FAR and DFARS are compliance requirements that apply to the US federal contractors and that have to be met in order for the federal government        contract could be awarded and fulfilled.  The FAR is the primary regulation for use by all Federal Government executive agencies in their acquisition of supplies and services utilizing appropriated funds. FAR requirements apply to how the government procures goods and services, contractor responsibilities and obligations and accounting and pricing considerations. Other Federal Government agencies develop their own supplement to the FAR,  such as DFARS, which is intended to supplement FAR and provide additional guidance and restrictions to contracts with the Department  of Defense.

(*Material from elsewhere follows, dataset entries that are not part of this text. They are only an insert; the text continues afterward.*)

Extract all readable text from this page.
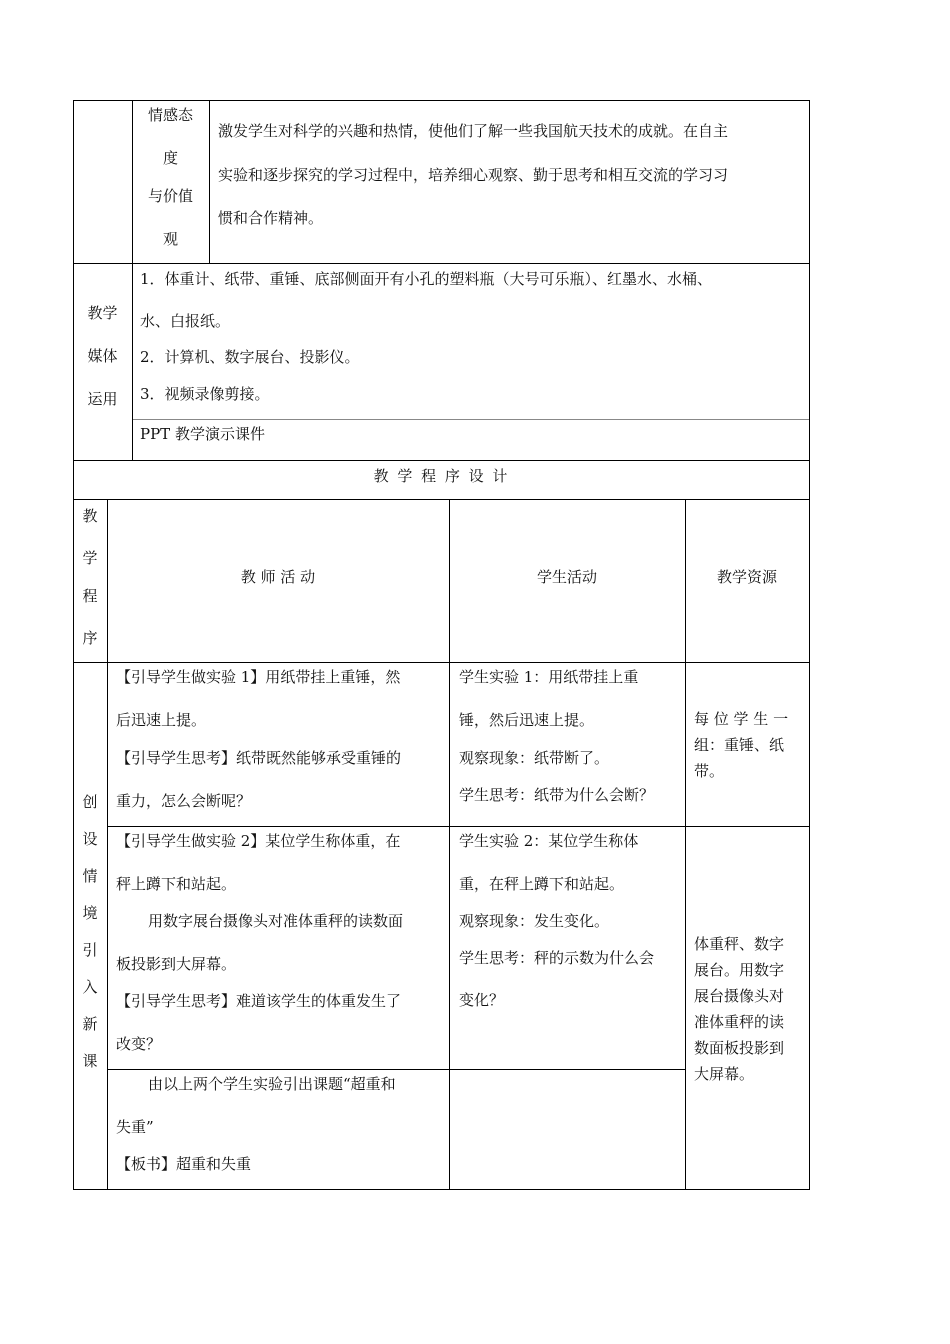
情感态
度
与价值
观
激发学生对科学的兴趣和热情，使他们了解一些我国航天技术的成就。在自主
实验和逐步探究的学习过程中，培养细心观察、勤于思考和相互交流的学习习
惯和合作精神。
教学
媒体
运用
1．体重计、纸带、重锤、底部侧面开有小孔的塑料瓶（大号可乐瓶）、红墨水、水桶、
水、白报纸。
2．计算机、数字展台、投影仪。
3．视频录像剪接。
PPT 教学演示课件
教 学 程 序 设 计
教
学
程
序
教 师 活 动	学生活动	教学资源
创
设
情
境
引
入
新
课
【引导学生做实验 1】用纸带挂上重锤，然
后迅速上提。
【引导学生思考】纸带既然能够承受重锤的
重力，怎么会断呢？
学生实验 1：用纸带挂上重
锤，然后迅速上提。
观察现象：纸带断了。
学生思考：纸带为什么会断？
每 位 学 生 一
组：重锤、纸
带。
【引导学生做实验 2】某位学生称体重，在
秤上蹲下和站起。
用数字展台摄像头对准体重秤的读数面
板投影到大屏幕。
【引导学生思考】难道该学生的体重发生了
改变？
学生实验 2：某位学生称体
重，在秤上蹲下和站起。
观察现象：发生变化。
学生思考：秤的示数为什么会
变化？
体重秤、数字
展台。用数字
展台摄像头对
准体重秤的读
数面板投影到
大屏幕。
由以上两个学生实验引出课题“超重和
失重”
【板书】超重和失重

Both FAR and DFARS contain clauses that are incorporated by reference into government contracts and contractors signing those clauses are    representing and warranting their full compliance with the outlined requirements. Importantly, FAR and DFARS clauses and requirements are also “flowing down” and apply to subcontractors. Typically, prime contractors include applicable clauses in subcontracts, but even such clauses are not included, prime contractors remain liable to the government for a subcontractor’s noncompliance.  For an Israeli company willing to be a subcontractor to a US federal contractor, it is critical to be familiar with FAR and DFARS requirements. Having had implemented at least some initial compliance infrastructure turns into a substantial advantage when bidding for government contracts or when being considered as a subcontractor.

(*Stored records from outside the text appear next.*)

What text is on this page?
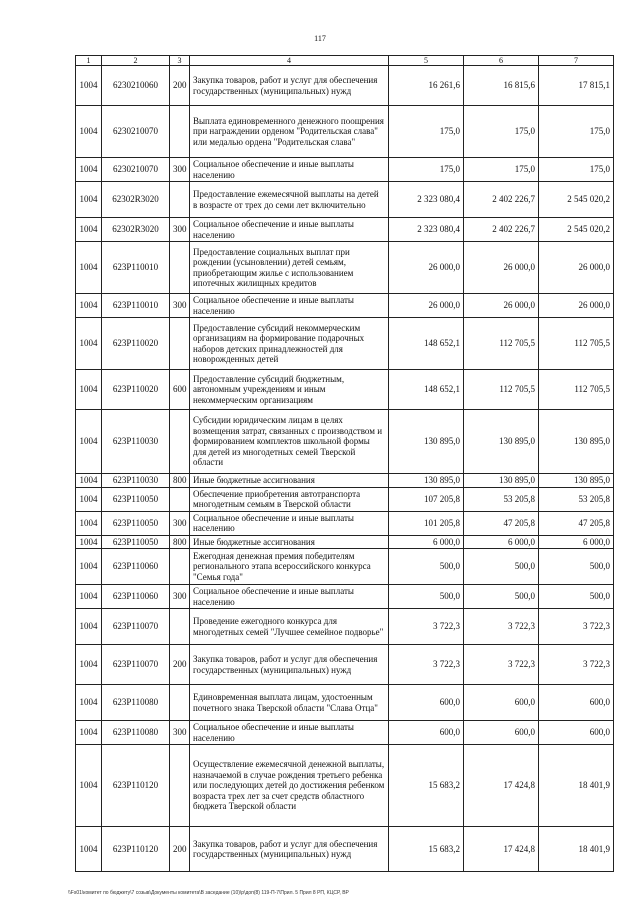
117
1	2	3	4	5	6	7
1004	6230210060	200	Закупка товаров, работ и услуг для обеспечения государственных (муниципальных) нужд	16 261,6	16 815,6	17 815,1
1004	6230210070		Выплата единовременного денежного поощрения при награждении орденом "Родительская слава" или медалью ордена "Родительская слава"	175,0	175,0	175,0
1004	6230210070	300	Социальное обеспечение и иные выплаты населению	175,0	175,0	175,0
1004	62302R3020		Предоставление ежемесячной выплаты на детей в возрасте от трех до семи лет включительно	2 323 080,4	2 402 226,7	2 545 020,2
1004	62302R3020	300	Социальное обеспечение и иные выплаты населению	2 323 080,4	2 402 226,7	2 545 020,2
1004	623P110010		Предоставление социальных выплат при рождении (усыновлении) детей семьям, приобретающим жилье с использованием ипотечных жилищных кредитов	26 000,0	26 000,0	26 000,0
1004	623P110010	300	Социальное обеспечение и иные выплаты населению	26 000,0	26 000,0	26 000,0
1004	623P110020		Предоставление субсидий некоммерческим организациям на формирование подарочных наборов детских принадлежностей для новорожденных детей	148 652,1	112 705,5	112 705,5
1004	623P110020	600	Предоставление субсидий бюджетным, автономным учреждениям и иным некоммерческим организациям	148 652,1	112 705,5	112 705,5
1004	623P110030		Субсидии юридическим лицам в целях возмещения затрат, связанных с производством и формированием комплектов школьной формы для детей из многодетных семей Тверской области	130 895,0	130 895,0	130 895,0
1004	623P110030	800	Иные бюджетные ассигнования	130 895,0	130 895,0	130 895,0
1004	623P110050		Обеспечение приобретения автотранспорта многодетным семьям в Тверской области	107 205,8	53 205,8	53 205,8
1004	623P110050	300	Социальное обеспечение и иные выплаты населению	101 205,8	47 205,8	47 205,8
1004	623P110050	800	Иные бюджетные ассигнования	6 000,0	6 000,0	6 000,0
1004	623P110060		Ежегодная денежная премия победителям регионального этапа всероссийского конкурса "Семья года"	500,0	500,0	500,0
1004	623P110060	300	Социальное обеспечение и иные выплаты населению	500,0	500,0	500,0
1004	623P110070		Проведение ежегодного конкурса для многодетных семей "Лучшее семейное подворье"	3 722,3	3 722,3	3 722,3
1004	623P110070	200	Закупка товаров, работ и услуг для обеспечения государственных (муниципальных) нужд	3 722,3	3 722,3	3 722,3
1004	623P110080		Единовременная выплата лицам, удостоенным почетного знака Тверской области "Слава Отца"	600,0	600,0	600,0
1004	623P110080	300	Социальное обеспечение и иные выплаты населению	600,0	600,0	600,0
1004	623P110120		Осуществление ежемесячной денежной выплаты, назначаемой в случае рождения третьего ребенка или последующих детей до достижения ребенком возраста трех лет за счет средств областного бюджета Тверской области	15 683,2	17 424,8	18 401,9
1004	623P110120	200	Закупка товаров, работ и услуг для обеспечения государственных (муниципальных) нужд	15 683,2	17 424,8	18 401,9
\\Fs01\комитет по бюджету\7 созыв\Документы комитета\В заседание (10)\р\доп(8) 119-П-7\Прил. 5 Прил 8 РП, КЦСР, ВР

Each government contract would have a specific set of clauses and compliance requirements, but, in most instances, subcontractors would have to warrant their continued compliance with the following:
       - implementation of policies with respect to gratuities and anti-kickback procedures;
       - effective implementation of anti-bribery and corruption policy;
      - adoption of a written code of business ethics and conduct that has to be available to every employee engaged in the performance of the  contract;
    - ongoing implementation and periodic evaluation of business ethics awareness and compliance program, including allocation of adequate resources to ensure compliance and implementation;
       - establishment on an internal control system that sets standards and procedures for timely discovery of improper conduct and ensures that corrective measures are promptly implemented;
    - existence of an internal reporting system (such as hotline),  allowing anonymously or confidentially to report instances of suspected misconduct.  
Any company that has an effectively functioning and correctly implemented compliance program would be able to comply with FAR and DFARS requirements without spending substantial additional time or  financial resources.

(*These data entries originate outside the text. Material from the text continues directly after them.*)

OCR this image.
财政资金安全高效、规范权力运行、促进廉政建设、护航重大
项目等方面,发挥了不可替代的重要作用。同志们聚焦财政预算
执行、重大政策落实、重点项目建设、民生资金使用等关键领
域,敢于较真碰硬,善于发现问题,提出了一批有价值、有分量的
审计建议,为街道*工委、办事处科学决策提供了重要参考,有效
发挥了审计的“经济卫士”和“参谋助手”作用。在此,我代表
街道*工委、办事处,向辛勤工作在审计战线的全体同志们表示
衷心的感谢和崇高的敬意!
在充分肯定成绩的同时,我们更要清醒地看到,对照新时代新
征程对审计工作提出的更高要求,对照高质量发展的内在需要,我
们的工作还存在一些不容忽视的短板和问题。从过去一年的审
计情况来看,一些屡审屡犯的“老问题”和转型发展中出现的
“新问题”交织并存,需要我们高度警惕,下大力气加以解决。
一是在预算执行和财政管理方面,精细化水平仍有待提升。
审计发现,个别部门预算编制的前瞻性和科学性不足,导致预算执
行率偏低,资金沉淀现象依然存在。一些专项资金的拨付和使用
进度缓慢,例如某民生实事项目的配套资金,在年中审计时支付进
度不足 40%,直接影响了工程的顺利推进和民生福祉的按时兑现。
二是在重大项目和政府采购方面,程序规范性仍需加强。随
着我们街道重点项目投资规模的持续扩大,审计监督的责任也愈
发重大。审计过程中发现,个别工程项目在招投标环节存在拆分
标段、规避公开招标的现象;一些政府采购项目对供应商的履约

In addition, given increased sensitivity in the US to investments from China, Israeli companies with substantial Chinese investments should also consider how such investments may impact their ability to contract with the federal government.  For example, the US Department of Defense has recently finalized regulations prohibiting the use of telecommunications equipment or services from Chinese entities or from entities that are owned or controlled by either the People’s Republic  of China or the Russian Federation.